Oke, dia lucu. Matanya sendiri sudah menjelajah pemandangan di hadapannya ini. Tinggi sang laki-laki hanya lebih tiga senti dari dirinya sendiri, berkulit putih bersih, kemeja slimfit khas eksekutif muda, senyum yang menawan dan mata yang ramah. Sekalipun dari seluruh mimik dan gestur tubuh, laki-laki asing ini sedang gelisah. Entah karena apa. Secara keseluruhan? Tidak sangat tampan, tapi lumayan rupawan. Nilainya, delapan.

Apa sih, Ya? Jangan gila gara-gara Mba Tanti, dong.

"Kenapa ngeliatin saya?" Mata laki-laki itu menyipit karena memang siang ini terik sekali.

"Nggak. Saya nyari Pak Saki."

"Pak Saki nggak saya umpetin di belakang saya. Tuh, lihat aja." Tubuh laki-laki itu berbalik memunggunginya.

Kepalanya sedikit miring heran. Mahluk ini unik juga. Hah, bukan urusannya. Tapi biasanya jika sesak terasa di dalam, dia akan bercanda atau main tebak-tebakkan dengan Pak Saki di sini. Setelah emosinya reda, dia akan kembali ke dalam. Karena yang dicari tidak ada, dia kembali masuk saat sebuah sedan hitam juga ingin masuk ke dalam garasi rumah bude Rasmi. Mobil itu berhenti dan kacanya terbuka. Seorang laki-laki paruh baya menatap laki-laki tadi yang berdiri.

"Ayok masuk. Stop merokoknya." Kaca ditutup lagi.

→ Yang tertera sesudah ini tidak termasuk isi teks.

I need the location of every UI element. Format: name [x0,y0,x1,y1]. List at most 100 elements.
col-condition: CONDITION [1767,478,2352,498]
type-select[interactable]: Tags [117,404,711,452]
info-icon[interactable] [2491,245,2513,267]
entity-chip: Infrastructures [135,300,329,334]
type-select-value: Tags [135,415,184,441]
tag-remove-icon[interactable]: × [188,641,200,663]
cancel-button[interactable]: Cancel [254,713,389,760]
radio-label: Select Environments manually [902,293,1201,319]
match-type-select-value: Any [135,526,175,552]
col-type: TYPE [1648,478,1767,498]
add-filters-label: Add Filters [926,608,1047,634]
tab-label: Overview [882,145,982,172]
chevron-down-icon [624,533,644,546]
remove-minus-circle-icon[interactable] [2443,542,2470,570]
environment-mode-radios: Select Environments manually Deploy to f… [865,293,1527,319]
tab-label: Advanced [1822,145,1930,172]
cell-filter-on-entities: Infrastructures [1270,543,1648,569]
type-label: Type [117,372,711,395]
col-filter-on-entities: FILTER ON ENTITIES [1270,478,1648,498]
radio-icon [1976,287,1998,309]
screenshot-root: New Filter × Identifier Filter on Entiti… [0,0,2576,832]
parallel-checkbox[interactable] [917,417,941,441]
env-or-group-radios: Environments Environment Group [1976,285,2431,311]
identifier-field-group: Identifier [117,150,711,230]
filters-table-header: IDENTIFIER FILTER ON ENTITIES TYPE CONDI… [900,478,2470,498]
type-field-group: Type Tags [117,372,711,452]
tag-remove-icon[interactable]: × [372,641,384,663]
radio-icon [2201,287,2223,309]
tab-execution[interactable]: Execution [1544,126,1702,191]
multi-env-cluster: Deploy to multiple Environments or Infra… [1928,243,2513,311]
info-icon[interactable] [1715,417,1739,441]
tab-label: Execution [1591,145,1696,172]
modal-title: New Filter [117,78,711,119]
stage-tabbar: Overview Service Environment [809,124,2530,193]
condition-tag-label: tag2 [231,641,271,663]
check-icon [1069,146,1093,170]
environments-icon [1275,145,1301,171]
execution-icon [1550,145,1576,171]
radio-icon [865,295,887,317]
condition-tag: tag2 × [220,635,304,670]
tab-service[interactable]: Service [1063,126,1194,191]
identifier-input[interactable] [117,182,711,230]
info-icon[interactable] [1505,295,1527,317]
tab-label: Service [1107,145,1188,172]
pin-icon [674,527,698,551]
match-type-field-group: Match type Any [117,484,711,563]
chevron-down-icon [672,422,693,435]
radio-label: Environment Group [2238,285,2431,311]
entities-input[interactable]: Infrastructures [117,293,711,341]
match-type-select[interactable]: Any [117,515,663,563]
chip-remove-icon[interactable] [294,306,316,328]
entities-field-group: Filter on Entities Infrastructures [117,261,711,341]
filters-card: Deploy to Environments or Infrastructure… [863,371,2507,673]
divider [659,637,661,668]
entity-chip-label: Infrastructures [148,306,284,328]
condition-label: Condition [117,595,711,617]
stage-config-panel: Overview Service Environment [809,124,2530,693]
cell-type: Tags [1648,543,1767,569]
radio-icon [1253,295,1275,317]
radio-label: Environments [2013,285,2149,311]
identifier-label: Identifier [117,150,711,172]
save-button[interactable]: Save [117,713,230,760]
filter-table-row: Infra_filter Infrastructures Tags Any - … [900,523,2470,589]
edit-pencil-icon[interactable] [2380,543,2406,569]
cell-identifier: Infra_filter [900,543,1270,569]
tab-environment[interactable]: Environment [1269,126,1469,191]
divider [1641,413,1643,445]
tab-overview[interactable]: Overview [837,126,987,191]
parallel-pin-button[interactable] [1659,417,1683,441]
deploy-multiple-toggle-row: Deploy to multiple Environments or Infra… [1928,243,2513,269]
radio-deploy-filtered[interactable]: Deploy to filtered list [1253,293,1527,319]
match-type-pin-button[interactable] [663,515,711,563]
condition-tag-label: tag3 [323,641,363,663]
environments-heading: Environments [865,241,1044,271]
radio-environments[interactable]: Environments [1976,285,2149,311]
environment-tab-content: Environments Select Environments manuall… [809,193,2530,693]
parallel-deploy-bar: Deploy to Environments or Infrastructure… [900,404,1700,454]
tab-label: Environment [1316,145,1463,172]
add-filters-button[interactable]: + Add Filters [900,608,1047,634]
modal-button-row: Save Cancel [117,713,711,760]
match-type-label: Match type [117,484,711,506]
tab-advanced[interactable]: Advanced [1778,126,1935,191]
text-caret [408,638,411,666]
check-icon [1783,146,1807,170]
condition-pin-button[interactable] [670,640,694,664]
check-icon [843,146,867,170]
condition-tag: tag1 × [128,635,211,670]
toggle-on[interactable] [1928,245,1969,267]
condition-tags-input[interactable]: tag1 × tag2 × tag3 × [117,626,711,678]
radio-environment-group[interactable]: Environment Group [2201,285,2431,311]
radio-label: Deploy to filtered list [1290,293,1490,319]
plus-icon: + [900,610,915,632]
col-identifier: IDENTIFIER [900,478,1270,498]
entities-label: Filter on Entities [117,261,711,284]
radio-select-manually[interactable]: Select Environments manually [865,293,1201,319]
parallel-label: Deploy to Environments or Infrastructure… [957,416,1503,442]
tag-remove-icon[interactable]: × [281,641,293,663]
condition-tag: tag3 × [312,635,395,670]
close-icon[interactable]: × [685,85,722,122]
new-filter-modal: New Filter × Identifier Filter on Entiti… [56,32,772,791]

Oke, ternyata laki-laki itu juga tamu bude Rasmi. Lalu dia berjalan tidak perduli untuk kembali ke dalam ruangan. Langsung menuju dapur bersih untuk mengambil segelas orange punch dingin dan berharap minuman itu bisa menstabilkan emosi.

"Eh, akhirnya sampai juga." Suara bude Rasmi yang khas sekali sudah terdengar.

Lalu setelah itu laki-laki aneh tadi masuk dengan kedua orangtuanya. Bude Rasmi sibuk memperkenalkan tamunya pada keluarga yang lain. Ayah dan mama seperti sudah mengenal mereka. Tapi dia sendiri tidak pernah tahu keluarga itu. Siapa mereka?

"Ini anak dari sepupu adik tirinya Eyang Putro." Lamat-lamat dia bisa mendengar suara bude Rasmi.

Entah, dia tidak mengerti dengan silsilah rumit keluarganya. Siapa juga yang perduli. Dia masih kesal dengan Mba Tanti.

"Adit, ya ampun. Makasih udah dateng ya." Mba Tanti juga menyambut tamu itu.

Dia masih berdiri di area meja tempat snack ketika namanya dipanggil.

"Diajeng, Nduk. Rene o (ke sini)." Kepala bude Rasmi menoleh ke arahnya.

Tubuhnya langsung menegang, karena dia paham benar apa arti panggilan itu. Panggilan khusus dari bude Rasmi untuknya ketika beliau ingin berbuat sesuatu yang baik menurut budenya itu sendiri, tanpa memikirkan perasaannya atau bahkan bertanya. Oh my God, ya Tuhan, apa dosanya.

Dengan senyum terpaksa dia berjalan ke arah tengah ruangan. Tempat semua mata memandang dengan penuh harapan. Seolah itu juga harapannya. Sial. Dia benci ini.

"Ini Aditya, anaknya Om Rano Wiryawan..."

Kalimat selanjutnya dia tidak perduli. Matanya menatap laki-laki di bawah pohon akasia tadi. Tangan laki-laki itu terulur sopan, mata dan bibirnya tersenyum hangat, menunjukkan deretan gigi putih yang rapih sekali. Ekspresi gelisah yang tadi dia lihat ketika mereka bertemu di luar pagar sudah tidak di sana. Aditya namanya, Aditya Wiryawan.